KUALA LUMPUR: Benzene, which can cause cancer, is said to be among the pollutants identified in the toxic pollution crisis in Sungai Kim Kim in Johor that saw thousands of people falling ill recently, according to MCA deputy president Datuk Dr Mah Hang Soon.
The episode in March this year saw the temporary closure of 111 schools in the Pasir Gudang district.
"I heard a carcinogenic substance has been identified as one of the pollutants in Sungai Kim Kim. I urge the authorities concerned to release the findings on the toxic pollution.
"The residents in Pasir Gudang and all Malaysians have the right to know the real situation," Dr Mah, who is a cardiologist, told a press conference in Wisma MCA here Tuesday (July 16).
He said the second episode of pollution in the Pasir Gudang district last month had raised more questions.
Schools and education centres with some 20,000 students and teachers within 6km radius of Taman Mawar had been closed for a few days after 75 students from 15 schools were referred to Sultan Ismail Hospital for difficulty in breathing and vomiting.

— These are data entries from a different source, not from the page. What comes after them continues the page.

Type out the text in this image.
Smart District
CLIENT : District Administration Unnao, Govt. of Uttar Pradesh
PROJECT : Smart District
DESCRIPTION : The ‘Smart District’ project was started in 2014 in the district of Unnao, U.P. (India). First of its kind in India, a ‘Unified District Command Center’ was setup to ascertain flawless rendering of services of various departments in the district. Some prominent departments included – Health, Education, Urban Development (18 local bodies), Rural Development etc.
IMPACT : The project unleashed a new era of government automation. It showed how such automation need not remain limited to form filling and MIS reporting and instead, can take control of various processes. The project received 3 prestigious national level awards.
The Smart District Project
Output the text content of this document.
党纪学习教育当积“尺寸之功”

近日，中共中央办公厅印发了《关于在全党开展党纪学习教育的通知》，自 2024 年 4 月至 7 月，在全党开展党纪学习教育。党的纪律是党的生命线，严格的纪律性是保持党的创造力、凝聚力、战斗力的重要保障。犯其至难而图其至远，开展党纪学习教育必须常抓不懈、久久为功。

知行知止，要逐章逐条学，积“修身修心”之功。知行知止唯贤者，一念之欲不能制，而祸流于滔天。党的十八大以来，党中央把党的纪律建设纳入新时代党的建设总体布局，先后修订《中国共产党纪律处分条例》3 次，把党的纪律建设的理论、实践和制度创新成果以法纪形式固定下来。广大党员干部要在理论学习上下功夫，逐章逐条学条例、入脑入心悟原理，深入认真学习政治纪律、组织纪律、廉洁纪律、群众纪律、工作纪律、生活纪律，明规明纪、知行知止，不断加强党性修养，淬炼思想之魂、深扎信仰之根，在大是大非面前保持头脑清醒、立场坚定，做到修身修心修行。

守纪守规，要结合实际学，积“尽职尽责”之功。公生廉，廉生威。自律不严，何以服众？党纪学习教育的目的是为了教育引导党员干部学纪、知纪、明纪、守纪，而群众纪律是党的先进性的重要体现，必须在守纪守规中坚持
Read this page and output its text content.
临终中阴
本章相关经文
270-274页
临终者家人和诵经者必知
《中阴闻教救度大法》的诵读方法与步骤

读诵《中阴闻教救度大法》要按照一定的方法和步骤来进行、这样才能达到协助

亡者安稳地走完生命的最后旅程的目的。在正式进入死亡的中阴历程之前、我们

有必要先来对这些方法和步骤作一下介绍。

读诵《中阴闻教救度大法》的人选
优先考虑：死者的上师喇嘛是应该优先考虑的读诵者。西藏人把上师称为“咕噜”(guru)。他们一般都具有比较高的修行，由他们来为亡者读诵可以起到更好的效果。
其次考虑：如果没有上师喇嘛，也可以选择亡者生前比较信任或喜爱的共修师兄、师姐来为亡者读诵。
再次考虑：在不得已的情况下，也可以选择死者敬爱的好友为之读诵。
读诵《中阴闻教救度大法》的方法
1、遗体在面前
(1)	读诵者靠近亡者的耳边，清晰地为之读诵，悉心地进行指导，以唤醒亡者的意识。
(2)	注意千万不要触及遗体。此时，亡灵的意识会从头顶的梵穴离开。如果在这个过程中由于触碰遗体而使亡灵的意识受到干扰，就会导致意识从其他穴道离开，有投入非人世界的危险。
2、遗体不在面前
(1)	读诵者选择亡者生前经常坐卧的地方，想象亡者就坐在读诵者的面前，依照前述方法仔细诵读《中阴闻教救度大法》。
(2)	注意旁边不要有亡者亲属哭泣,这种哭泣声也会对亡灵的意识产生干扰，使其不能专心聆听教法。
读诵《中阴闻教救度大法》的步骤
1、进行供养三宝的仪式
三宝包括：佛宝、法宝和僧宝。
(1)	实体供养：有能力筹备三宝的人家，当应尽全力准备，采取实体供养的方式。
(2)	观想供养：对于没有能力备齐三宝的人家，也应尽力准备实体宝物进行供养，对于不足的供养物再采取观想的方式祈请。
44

While personnel handling the two crisis on the ground were in special garbs and protective gear, Dr Mah asked how residents, including school children, had only face masks on when they were rushed to hospital.
According to Dr Mah, monitoring the pollution level and saying it was within safety limit was not enough.
"The load is there, meaning people who are staying there are being exposed to the pollution continuously.
"It is like staying next to a garbage dump. When the wind blows in your direction, you smell it. But the fact is you are exposed to the pollution 24 hours a day, seven days a week," he said.
In another development, Dr Mah questioned the Health Ministry as to why the cause of deaths of another 12 Orang Asli in Kampung Kuala Koh in Gua Musang, Kelantan has yet to be made known to the public.
The news on "mysterious deaths" in the village surfaced early June.
There are 15 such deaths to date, including three which the ministry announced measles as the cause of death.
Dr Mah said the water supply in the village contained manganese concentration of 2.53mg/litre which is 25 times higher than the standard 0.1mg/litre under the World Health Organisation (WHO) guidelines.
According to reports, he said the Federation of Private Medical Practitioners Associations of Malaysia (FPMPAM) revealed results from an analysis of local water samples they had collected showed the water supply in Kampung Kuala Koh contained manganese concentration of 2.53mg/litre.
Dr Mah said manganese toxicity could trigger problems in the nervous system with symptoms similar to stroke and Parkinson's disease.
He asked if the ministry has the victims tested for manganese toxicity.